First, I'll show you how the last batch is coming along:
My directions say to use calcium chloride before the culture and rennet if the milk makes a weak curd and takes an inordinate amount of time to set. I didn't know if my milk would have that problem or not, so I used it. This time, I did not use it and found out it wasn't necessary. Cliff tells me calcium chloride is the stuff farmers put in tractor tires to keep them from freezing in winter, and that it's some bad stuff! Also, last time I used liquid rennet made for cheese-making. This time I used tablet... not the Junket like you buy in the store, though, it's what I bought from the cheese-making place. I can tell you there is a tremendous difference.
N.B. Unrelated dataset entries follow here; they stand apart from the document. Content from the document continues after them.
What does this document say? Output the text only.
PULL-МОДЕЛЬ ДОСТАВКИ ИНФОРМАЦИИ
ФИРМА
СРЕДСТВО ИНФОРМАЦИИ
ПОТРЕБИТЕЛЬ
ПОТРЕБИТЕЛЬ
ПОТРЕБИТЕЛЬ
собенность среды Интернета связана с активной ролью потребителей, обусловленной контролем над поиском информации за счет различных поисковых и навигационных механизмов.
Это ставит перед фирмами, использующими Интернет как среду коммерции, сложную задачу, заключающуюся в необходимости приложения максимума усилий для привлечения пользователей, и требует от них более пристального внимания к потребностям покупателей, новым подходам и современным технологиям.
Using the proper kind of rennet, a firmer curd develops in thirty minutes than what I got from the Junket tablets after twelve hours. So if you venture into cheese-making, spend the bucks and buy the proper stuff.
As I was at the stage after cutting the curd where I set the pan into a sink full of hot water. At this point I saw something I don't remember reading last week: "Place the pot into a sink of hot water and bring the temperature slowly (not more than 2 degrees every five minutes) up to 100 degrees. The will probably take about 30 minutes.
See the underlined part? I'm sure I didn't pay attention to that the other time, so let's hope it didn't ruin that batch. I'll bet it didn't.
The next hour or so should be interesting. I'll be applying the weight to the cheese after it's in the mold. Cliff was here to help with that before.
Another modification we made this time is to get the cheese off the surface of the plate when it's being pressed; before, I used paper towels and just wiped off the whey as it collected. Cliff fixed me up with a way of draining so the curds aren't sitting in the whey.